Ullman: I regret to say I’m not a futurist. If things I’ve talked about years back have proven to be true, some of that I really regret. I’m sorry that things I looked at 15 years ago have turned out to be true. I look at things as they are now and identify where we are. I leave it to the people in the future to think about what they’re doing, to be skeptical and also joyful.
I can’t live without an iPhone. I think it’s a tremendous advance. There has been a great deal of automation already. The industrial sector has been hit very hard. Robots do a decent job of putting a car together. Whenever there’s repetitive work, robots are good at it. They don’t get tired. Of course, they break. We’ve already seen the displacement in the industrial world, and the tremendous social change and the dissatisfaction and anger that has engendered, perhaps leading to the results of the recent election. Yes, that will continue.
The only thing I hope for is that the general public will learn something about coding. I don’t mean becoming professional programmers but to demystify algorithms, to know that the code around them is written by people and can be changed by people.

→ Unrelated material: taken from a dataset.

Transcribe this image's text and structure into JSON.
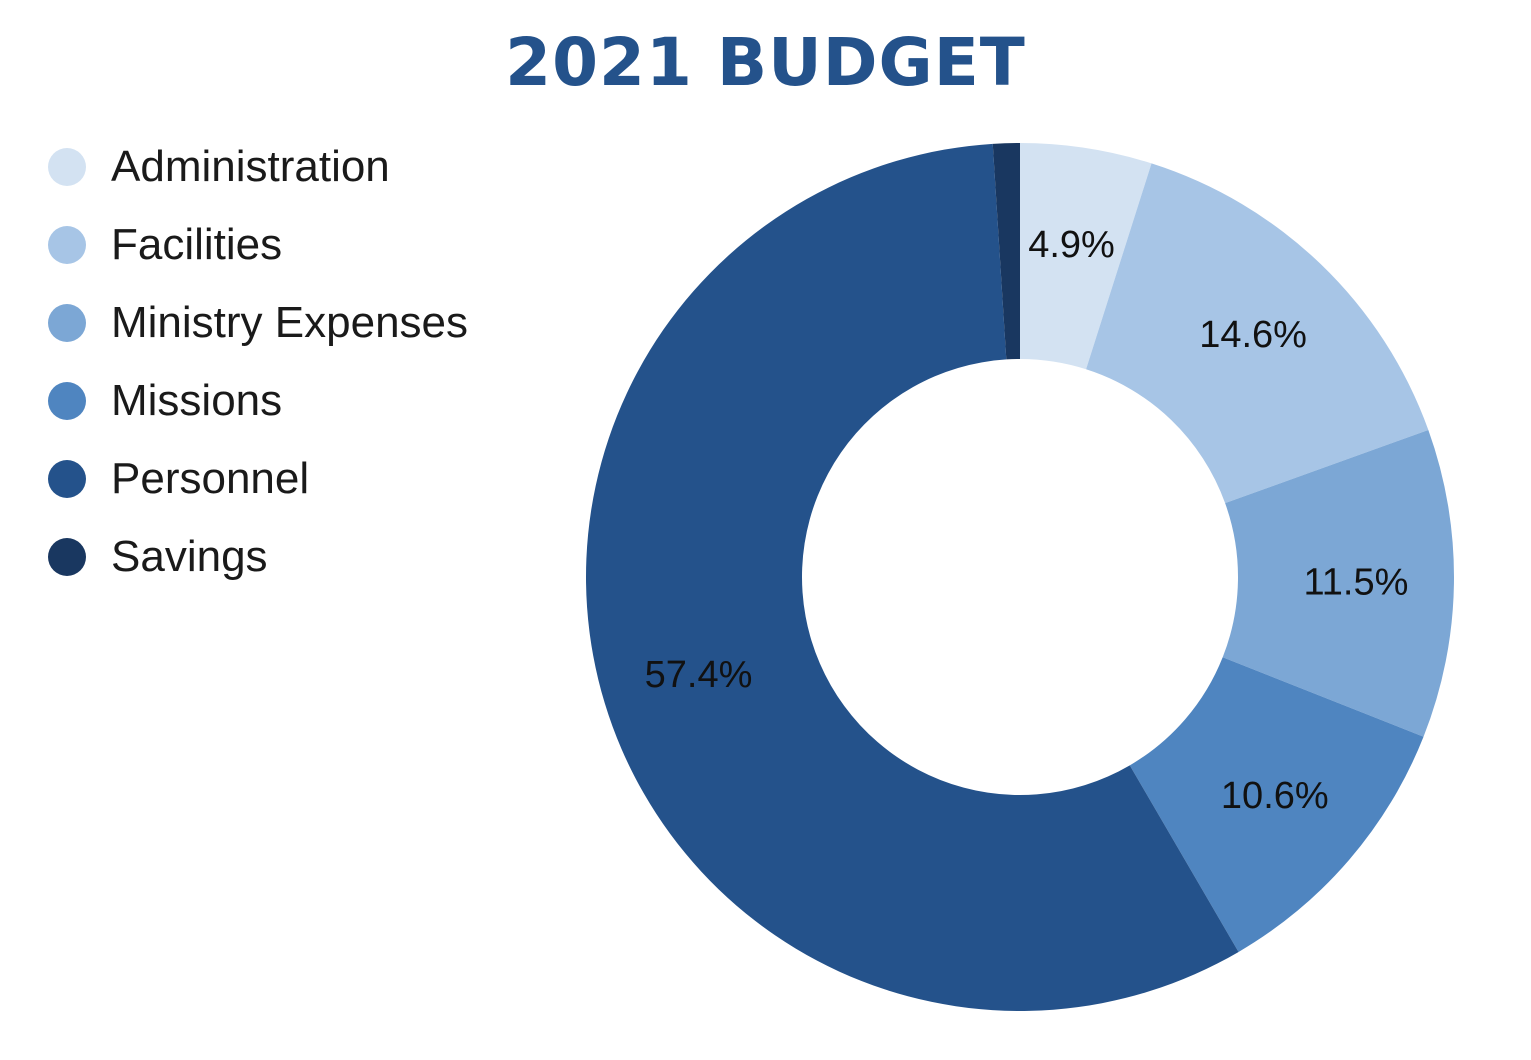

In other words, to become participants in the development of technology.
“I worry that there is automation affecting even the programming world.”
I’ll say there is one danger among several that we now have, something called machine learning in artificial intelligence. These are programs that write programs that write programs that write programs, to the extent that the original writers of the code may not know what is happening anymore. Sometimes there are disastrous results. In Life in Code, I try to look at where we are now and say, “Look everyone, be skeptical. Ask questions about all this.” That’s what I hope will go on in the future.
Knowledge at Wharton: We are seeing more interest in teaching coding in school. As you said, even if you don’t go into coding, it is important to have an understanding of it.
Ullman: I don’t believe knowledge of computing joins the canon of what students should learn. The humanities and history and science are the basis of what we need to learn as a society. Ironically, what’s happening in computing in the deepest levels, places like Google, they find they need some philosophers and English majors and people who have thought deeply about how people organized themselves in the past. Learning to code should be an adjunct to those branches of learning. I want people to just flood into those segregated coding rooms, as I think of them. I want them to bring new values and new thoughts if they can, as much as they can. Also, there is this side effect of job retraining in which people can enter the beginning levels. There are a lot of tools that make that easy, and those become entryways into working in the technology world.
I will say there’s another danger in that coding itself is becoming routinized for the easiest tasks. We have tools that write tools that create webpages, for instance. So, I worry that there is automation affecting even the programming world. I don’t have the answer to this except to send up an alert and hope that people will think deeply about this and organize society in ways that are not so dependent upon coding and programming and the sort of devices that are created inside of segregated worlds composed mainly of white and Asian men.